Call it Tonto's revenge: The outrageous rip-off of Native American tribes by a top Republican lobbyist is leading inexorably to a reckoning for the allegedly morally superior religious and political right.
"I don't think we have had something of this scope, arrogance and sheer venality in our lifetimes," Norman J. Ornstein of the conservative American Enterprise Institute wrote in Roll Call. "It is building to an explosion, one that could create immense collateral damage within Congress and in coming elections."
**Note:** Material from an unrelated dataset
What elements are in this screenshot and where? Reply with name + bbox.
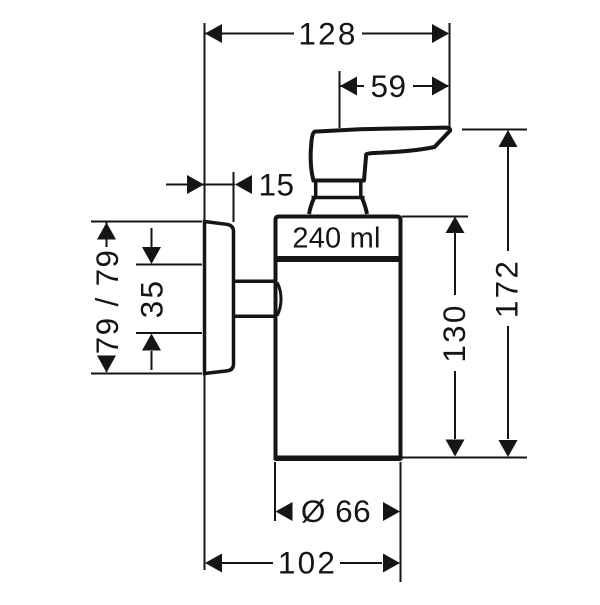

Selling firewater to the natives--or in this case charging them $82 million for government breaks on slot machine and other gaming licenses--is not exactly what the high-minded prophets of the Republican revolution promised. And to see behind the scenes as Christian right superstar Ralph Reed, bought off by top Republican lobbyist Jack Abramoff, dupes his grass-roots "pro-family" followers into unwittingly supporting casino-rich Indian tribes under the guise of anti-gambling initiatives is to glimpse moral corruption of biblical proportion.
Reed, now a Republican candidate for lieutenant governor in Georgia, at first denied knowing the $4 million he acknowledges receiving from Abramoff and his closest associate, public-relations expert Michael Scanlon, to run the pseudo anti-gambling campaigns in the South came from tribes hoping to retain local monopolies for themselves. Once the investigation picked up steam this past summer, however, he changed his mind and said he was assured that the tribal money didn’t come directly from casino proceeds--a hair-splitting attempt at face-saving ethics, indeed, since the goal of the payments was so clearly to benefit the casinos.